A lot of people do recognize the difference between fusions and chromosomal duplications. But they struggle to explain how fusions could persist in population or fix between them, inventing elaborate explanations for chromosomal rearrangements. The struggle to understand the fitness consequences of chromosomal rearrangements is exemplified in this email over the Bionet listserve:
The Robertsonsian fusion that formed human chromosome number two (from ancestral 2A and 2B, as it is preserved in the other apes) should have caused a serious reproductive barrier, overcome only by consanguity of the highest order; mating amongst first-degree relatives. Any breeding outside the immediate family would have lead to unacceptable chromosomal imbalances.
The emailer goes on to say that this is an important unresolved issue in human genome evolution. Was there dramatic inbreeding during early human evolution to prevent heterokaryotypic individuals (those that are heterozygous for the two different chromosomal arrangements) from arising? The fitness consequences of heterokaryotypic individuals are addressed in this reply:
Floating polymorphism for Robertsonian fusions is quite common, and in many cases apparently causes little or no reductiuon in fertility (examples from rodents, spiders, grasshoppers, bovids, cockroaches….). There is no clear pattern as to when fusions will result in nondisjunction vs when they won’t, but fusion trivalents are more likely to be stable when the arms of the fusion are of similar length (there is a difference in arm length on our chromosome 2, but it isn’t extreme) and crossovers are relatively distal (don’t know if that is the case here) – the 14/21 fusion in humans is an example of very unequal arm lengths and it often missegregates, although people with this fusion still produce offspring and most are normal (5-10% of offspring are tri 21, presumably many more lost through spontaneous abortion, in addition to the other nondisjunction products). So fixation of the chromosome 2 fusion is unlikely to have required the very extreme circumstances you have outlined.

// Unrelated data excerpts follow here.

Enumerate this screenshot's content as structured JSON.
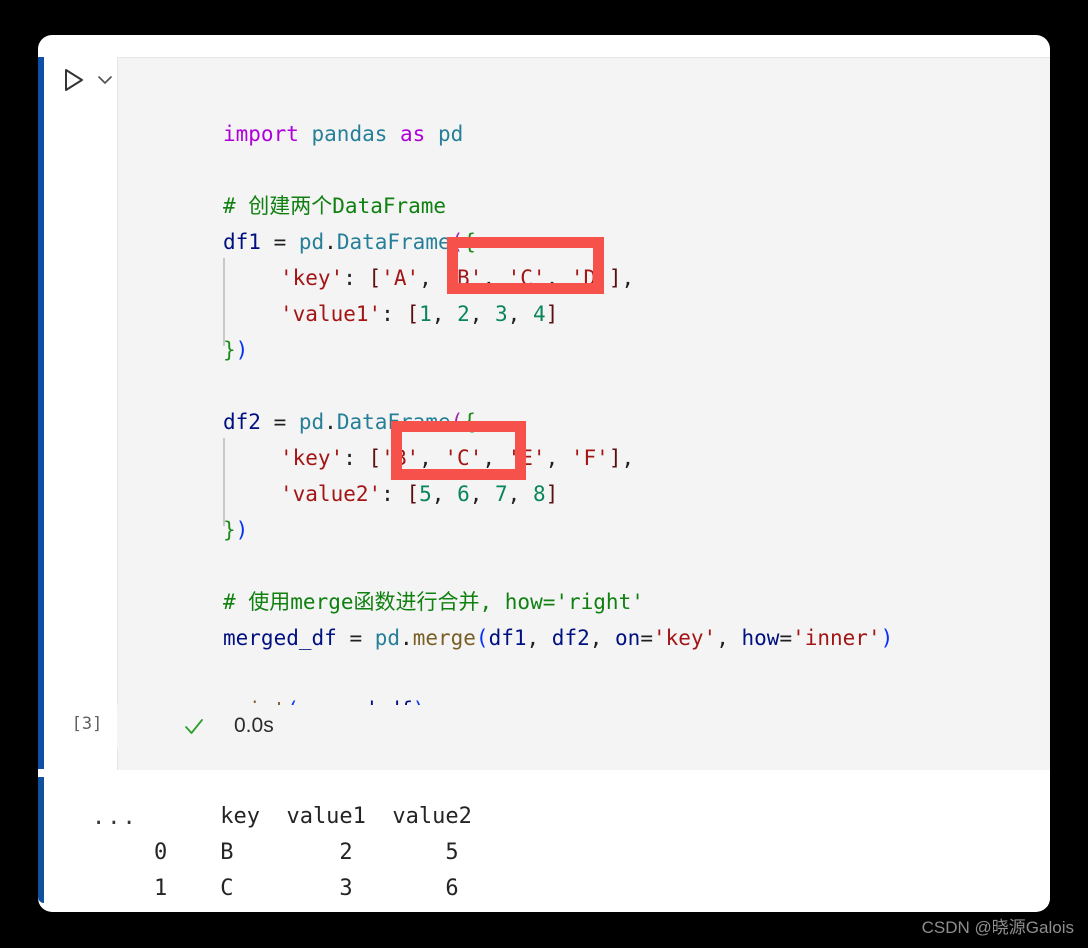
{
  "window": {
    "background_color": "#000000",
    "card_background": "#ffffff"
  },
  "cell": {
    "focus_bar_color": "#0f4fa8",
    "run_button_label": "run-cell",
    "chevron_label": "more-actions",
    "execution_count": "[3]",
    "execution_time": "0.0s",
    "status": "success",
    "check_color": "#2e9e2e",
    "editor_background": "#f4f4f4"
  },
  "code": {
    "language": "python",
    "lines": [
      "import pandas as pd",
      "",
      "# 创建两个DataFrame",
      "df1 = pd.DataFrame({",
      "    'key': ['A', 'B', 'C', 'D'],",
      "    'value1': [1, 2, 3, 4]",
      "})",
      "",
      "df2 = pd.DataFrame({",
      "    'key': ['B', 'C', 'E', 'F'],",
      "    'value2': [5, 6, 7, 8]",
      "})",
      "",
      "# 使用merge函数进行合并, how='right'",
      "merged_df = pd.merge(df1, df2, on='key', how='inner')",
      "",
      "print(merged_df)"
    ],
    "tokens": {
      "l1": {
        "kw_import": "import",
        "mod_pandas": "pandas",
        "kw_as": "as",
        "mod_pd": "pd"
      },
      "l3": {
        "comment": "# 创建两个DataFrame"
      },
      "l4": {
        "var": "df1",
        "op": " = ",
        "mod": "pd",
        "dot": ".",
        "cls": "DataFrame",
        "paren": "(",
        "brace": "{"
      },
      "l5": {
        "bracket_open": "    ",
        "key": "'key'",
        "colon": ": ",
        "lb": "[",
        "a": "'A'",
        "c1": ", ",
        "b": "'B'",
        "c2": ", ",
        "c": "'C'",
        "c3": ", ",
        "d": "'D'",
        "rb": "]",
        "c4": ","
      },
      "l6": {
        "key": "'value1'",
        "colon": ": ",
        "lb": "[",
        "n1": "1",
        "n2": "2",
        "n3": "3",
        "n4": "4",
        "rb": "]"
      },
      "l7": {
        "brace": "}",
        "paren": ")"
      },
      "l9": {
        "var": "df2",
        "op": " = ",
        "mod": "pd",
        "dot": ".",
        "cls": "DataFrame",
        "paren": "(",
        "brace": "{"
      },
      "l10": {
        "key": "'key'",
        "colon": ": ",
        "lb": "[",
        "b": "'B'",
        "c": "'C'",
        "e": "'E'",
        "f": "'F'",
        "rb": "]",
        "comma": ","
      },
      "l11": {
        "key": "'value2'",
        "colon": ": ",
        "lb": "[",
        "n1": "5",
        "n2": "6",
        "n3": "7",
        "n4": "8",
        "rb": "]"
      },
      "l12": {
        "brace": "}",
        "paren": ")"
      },
      "l14": {
        "comment": "# 使用merge函数进行合并, how='right'"
      },
      "l15": {
        "var": "merged_df",
        "op": " = ",
        "mod": "pd",
        "dot": ".",
        "fn": "merge",
        "paren": "(",
        "a1": "df1",
        "c1": ", ",
        "a2": "df2",
        "c2": ", ",
        "kw_on": "on",
        "eq1": "=",
        "v_on": "'key'",
        "c3": ", ",
        "kw_how": "how",
        "eq2": "=",
        "v_how": "'inner'",
        "rparen": ")"
      },
      "l17": {
        "fn": "print",
        "paren": "(",
        "arg": "merged_df",
        "rparen": ")"
      }
    }
  },
  "annotations": [
    {
      "name": "highlight-df1-keys",
      "color": "#f7514c",
      "covers": "'B', 'C',"
    },
    {
      "name": "highlight-df2-keys",
      "color": "#f7514c",
      "covers": "'B', 'C'"
    }
  ],
  "output": {
    "prefix": "...",
    "header": "     key  value1  value2",
    "rows": [
      "0    B        2       5",
      "1    C        3       6"
    ],
    "full_text": "     key  value1  value2\n0    B        2       5\n1    C        3       6",
    "table": {
      "columns": [
        "",
        "key",
        "value1",
        "value2"
      ],
      "data": [
        [
          "0",
          "B",
          "2",
          "5"
        ],
        [
          "1",
          "C",
          "3",
          "6"
        ]
      ]
    }
  },
  "watermark": {
    "text": "CSDN @晓源Galois"
  }
}
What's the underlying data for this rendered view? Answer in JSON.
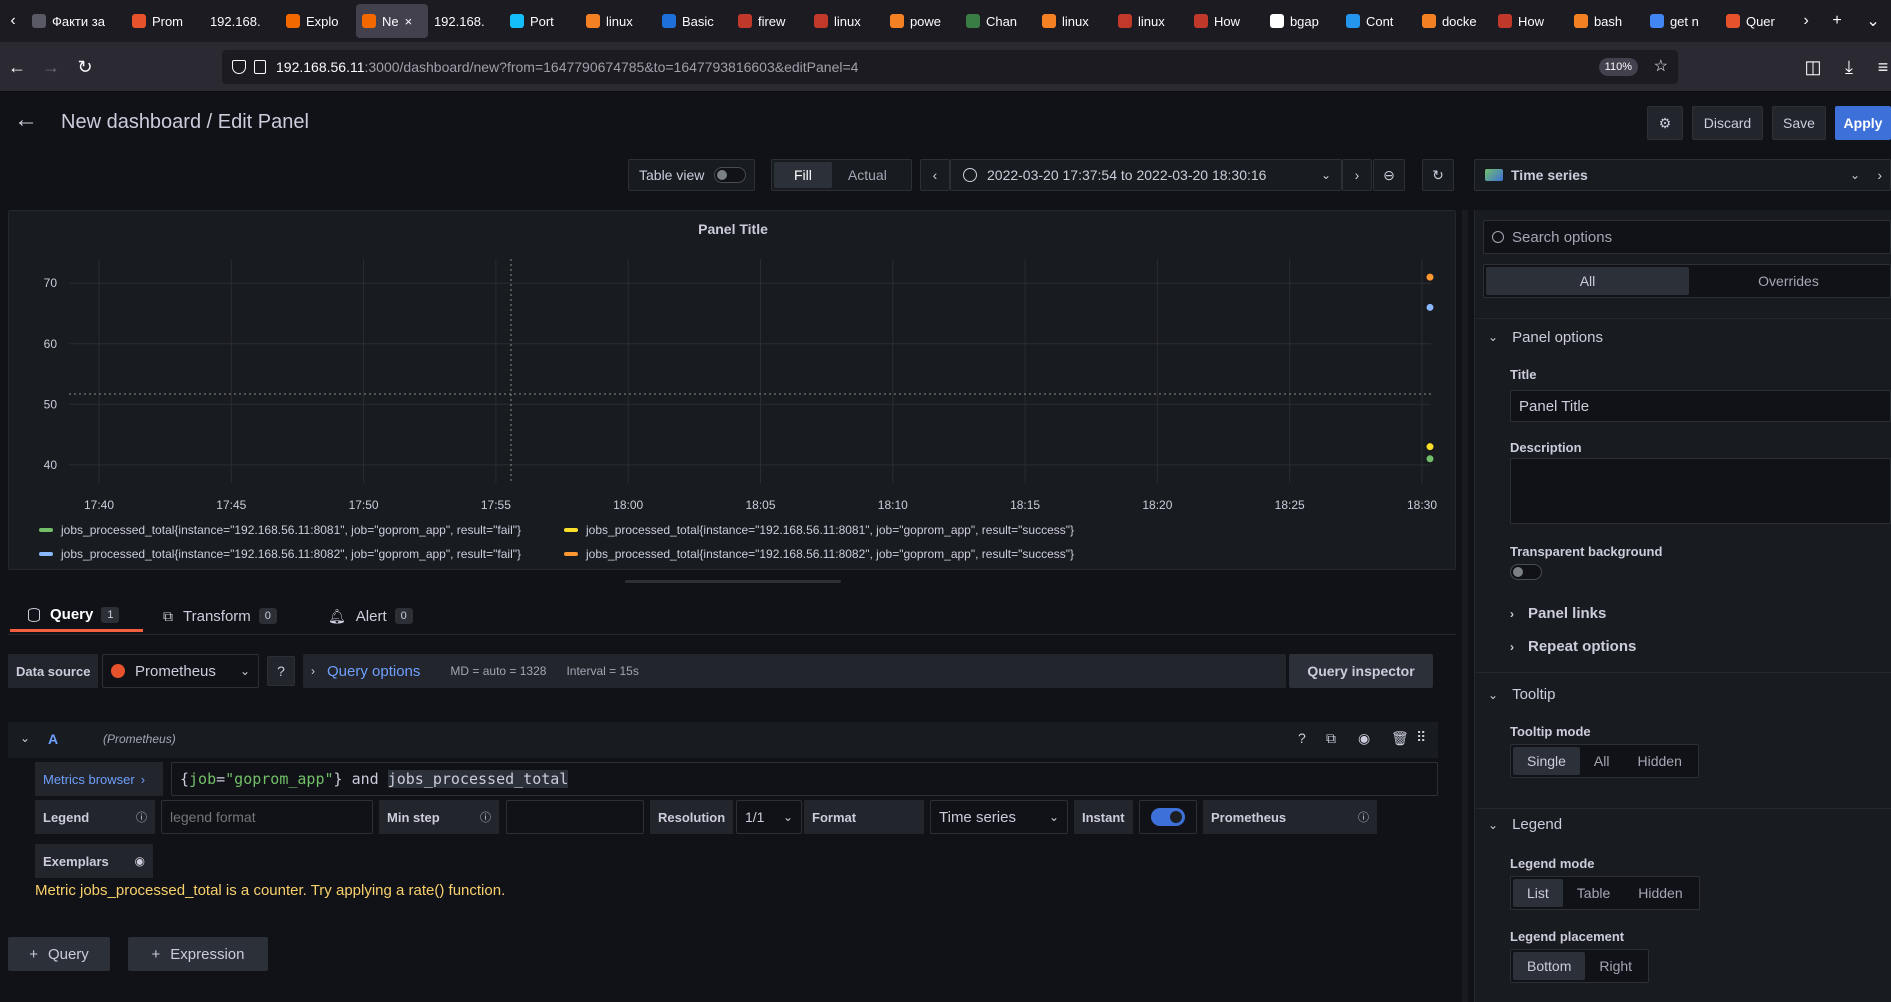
{
  "browser": {
    "tabs": [
      {
        "label": "Факти за",
        "icon": "page-icon",
        "color": "#5a5a66",
        "width": 100
      },
      {
        "label": "Prom",
        "icon": "prometheus-icon",
        "color": "#e6522c",
        "width": 78
      },
      {
        "label": "192.168.",
        "icon": "",
        "color": "",
        "width": 76
      },
      {
        "label": "Explo",
        "icon": "grafana-icon",
        "color": "#f46800",
        "width": 76
      },
      {
        "label": "Ne",
        "icon": "grafana-icon",
        "color": "#f46800",
        "width": 72,
        "active": true
      },
      {
        "label": "192.168.",
        "icon": "",
        "color": "",
        "width": 76
      },
      {
        "label": "Port",
        "icon": "portainer-icon",
        "color": "#13bef9",
        "width": 76
      },
      {
        "label": "linux",
        "icon": "stackoverflow-icon",
        "color": "#f48024",
        "width": 76
      },
      {
        "label": "Basic",
        "icon": "vuln-icon",
        "color": "#1e6fd9",
        "width": 76
      },
      {
        "label": "firew",
        "icon": "page-icon",
        "color": "#c0392b",
        "width": 76
      },
      {
        "label": "linux",
        "icon": "page-icon",
        "color": "#c0392b",
        "width": 76
      },
      {
        "label": "powe",
        "icon": "stackoverflow-icon",
        "color": "#f48024",
        "width": 76
      },
      {
        "label": "Chan",
        "icon": "page-icon",
        "color": "#3a7d44",
        "width": 76
      },
      {
        "label": "linux",
        "icon": "stackoverflow-icon",
        "color": "#f48024",
        "width": 76
      },
      {
        "label": "linux",
        "icon": "page-icon",
        "color": "#c0392b",
        "width": 76
      },
      {
        "label": "How",
        "icon": "page-icon",
        "color": "#c0392b",
        "width": 76
      },
      {
        "label": "bgap",
        "icon": "github-icon",
        "color": "#ffffff",
        "width": 76
      },
      {
        "label": "Cont",
        "icon": "docker-icon",
        "color": "#2496ed",
        "width": 76
      },
      {
        "label": "docke",
        "icon": "stackoverflow-icon",
        "color": "#f48024",
        "width": 76
      },
      {
        "label": "How",
        "icon": "page-icon",
        "color": "#c0392b",
        "width": 76
      },
      {
        "label": "bash",
        "icon": "stackoverflow-icon",
        "color": "#f48024",
        "width": 76
      },
      {
        "label": "get n",
        "icon": "google-icon",
        "color": "#4285f4",
        "width": 76
      },
      {
        "label": "Quer",
        "icon": "prometheus-icon",
        "color": "#e6522c",
        "width": 76
      }
    ],
    "url_host": "192.168.56.11",
    "url_path": ":3000/dashboard/new?from=1647790674785&to=1647793816603&editPanel=4",
    "zoom": "110%"
  },
  "header": {
    "title": "New dashboard / Edit Panel",
    "discard": "Discard",
    "save": "Save",
    "apply": "Apply"
  },
  "toolbar": {
    "table_view": "Table view",
    "fill": "Fill",
    "actual": "Actual",
    "time_range": "2022-03-20 17:37:54 to 2022-03-20 18:30:16",
    "viz": "Time series"
  },
  "chart_data": {
    "type": "line",
    "title": "Panel Title",
    "xlabel": "",
    "ylabel": "",
    "x_ticks": [
      "17:40",
      "17:45",
      "17:50",
      "17:55",
      "18:00",
      "18:05",
      "18:10",
      "18:15",
      "18:20",
      "18:25",
      "18:30"
    ],
    "y_ticks": [
      40,
      50,
      60,
      70
    ],
    "ylim": [
      37,
      74
    ],
    "series": [
      {
        "name": "jobs_processed_total{instance=\"192.168.56.11:8081\", job=\"goprom_app\", result=\"fail\"}",
        "color": "#73bf69",
        "x": "18:30",
        "value": 41
      },
      {
        "name": "jobs_processed_total{instance=\"192.168.56.11:8081\", job=\"goprom_app\", result=\"success\"}",
        "color": "#fade2a",
        "x": "18:30",
        "value": 43
      },
      {
        "name": "jobs_processed_total{instance=\"192.168.56.11:8082\", job=\"goprom_app\", result=\"fail\"}",
        "color": "#8ab8ff",
        "x": "18:30",
        "value": 66
      },
      {
        "name": "jobs_processed_total{instance=\"192.168.56.11:8082\", job=\"goprom_app\", result=\"success\"}",
        "color": "#ff9830",
        "x": "18:30",
        "value": 71
      }
    ],
    "grid": true
  },
  "query": {
    "tab_query": "Query",
    "tab_query_count": "1",
    "tab_transform": "Transform",
    "tab_transform_count": "0",
    "tab_alert": "Alert",
    "tab_alert_count": "0",
    "datasource_label": "Data source",
    "datasource": "Prometheus",
    "query_options": "Query options",
    "md": "MD = auto = 1328",
    "interval": "Interval = 15s",
    "inspector": "Query inspector",
    "ref": "A",
    "ref_ds": "(Prometheus)",
    "metrics_browser": "Metrics browser",
    "expr_open": "{",
    "expr_key": "job",
    "expr_eq": "=",
    "expr_val": "\"goprom_app\"",
    "expr_close": "} and ",
    "expr_metric": "jobs_processed_total",
    "legend": "Legend",
    "legend_placeholder": "legend format",
    "min_step": "Min step",
    "resolution": "Resolution",
    "resolution_value": "1/1",
    "format": "Format",
    "format_value": "Time series",
    "instant": "Instant",
    "instant_on": true,
    "prometheus": "Prometheus",
    "exemplars": "Exemplars",
    "warning": "Metric jobs_processed_total is a counter. Try applying a rate() function.",
    "add_query": "Query",
    "add_expression": "Expression"
  },
  "options": {
    "search_placeholder": "Search options",
    "tab_all": "All",
    "tab_overrides": "Overrides",
    "panel_options": "Panel options",
    "title_label": "Title",
    "title_value": "Panel Title",
    "description_label": "Description",
    "transparent_label": "Transparent background",
    "panel_links": "Panel links",
    "repeat_options": "Repeat options",
    "tooltip": "Tooltip",
    "tooltip_mode": "Tooltip mode",
    "tooltip_modes": [
      "Single",
      "All",
      "Hidden"
    ],
    "legend": "Legend",
    "legend_mode": "Legend mode",
    "legend_modes": [
      "List",
      "Table",
      "Hidden"
    ],
    "legend_placement": "Legend placement",
    "legend_placements": [
      "Bottom",
      "Right"
    ]
  }
}
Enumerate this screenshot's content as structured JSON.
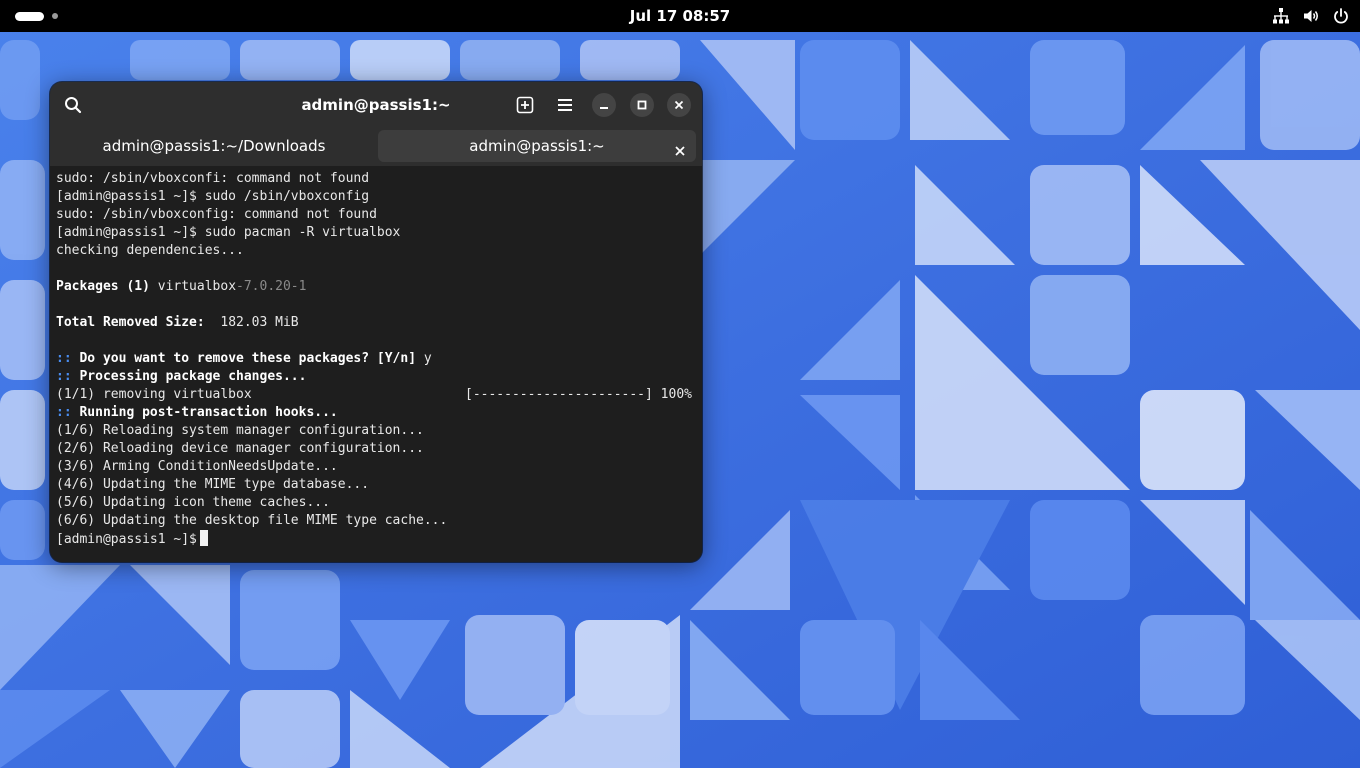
{
  "topbar": {
    "clock": "Jul 17  08:57",
    "icons": [
      "network-icon",
      "volume-icon",
      "power-icon"
    ]
  },
  "window": {
    "title": "admin@passis1:~",
    "buttons": [
      "search-icon",
      "new-tab-icon",
      "menu-icon",
      "minimize-icon",
      "maximize-icon",
      "close-icon"
    ]
  },
  "tabs": [
    {
      "label": "admin@passis1:~/Downloads",
      "active": false
    },
    {
      "label": "admin@passis1:~",
      "active": true
    }
  ],
  "terminal": {
    "l1": "sudo: /sbin/vboxconfi: command not found",
    "l2": "[admin@passis1 ~]$ sudo /sbin/vboxconfig",
    "l3": "sudo: /sbin/vboxconfig: command not found",
    "l4": "[admin@passis1 ~]$ sudo pacman -R virtualbox",
    "l5": "checking dependencies...",
    "packages_label": "Packages (1)",
    "package_name": " virtualbox",
    "package_version": "-7.0.20-1",
    "size_label": "Total Removed Size:",
    "size_value": "  182.03 MiB",
    "prefix": "::",
    "q_remove": " Do you want to remove these packages? [Y/n]",
    "q_answer": " y",
    "processing": " Processing package changes...",
    "removing": "(1/1) removing virtualbox",
    "progress": "[----------------------] 100%",
    "hooks": " Running post-transaction hooks...",
    "h1": "(1/6) Reloading system manager configuration...",
    "h2": "(2/6) Reloading device manager configuration...",
    "h3": "(3/6) Arming ConditionNeedsUpdate...",
    "h4": "(4/6) Updating the MIME type database...",
    "h5": "(5/6) Updating icon theme caches...",
    "h6": "(6/6) Updating the desktop file MIME type cache...",
    "prompt": "[admin@passis1 ~]$"
  },
  "colors": {
    "topbar": "#000000",
    "headerbar": "#2e2e2e",
    "terminal_bg": "#1e1e1e",
    "accent_blue": "#4a8df0",
    "wallpaper": "#3b6fe0"
  }
}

The big concern here is how chromosomal fusions and fissions affect meiosis. If they interfere with proper segregation of chromosomes, then heterokaryotypic individuals will suffer a fitness cost because they won’t be able to produce viable gametes. But fusions, on their own, don’t make proper segregation impossible, as shown below:
While these rearrangements may lead to problems during meiotic segregation, they do not make meiosis impossible. But one often notices chromosomal rearrangements that differentiate two species (ie, the fusion that occurred after humans diverged from chimpanzees). One might think that selection against heterokaryotypic individuals may lead to the reproductive isolation between karyotypes. But it’s not the rearrangements themselves that lead to reproductive isolation; it’s the genes that are contained within the rearrangements. For example, inversions prevent genetic exchange (recombination) between karyotypes which allows for mutations that cause reproductive isolation between karyotypes to accumulate within those inverted regions.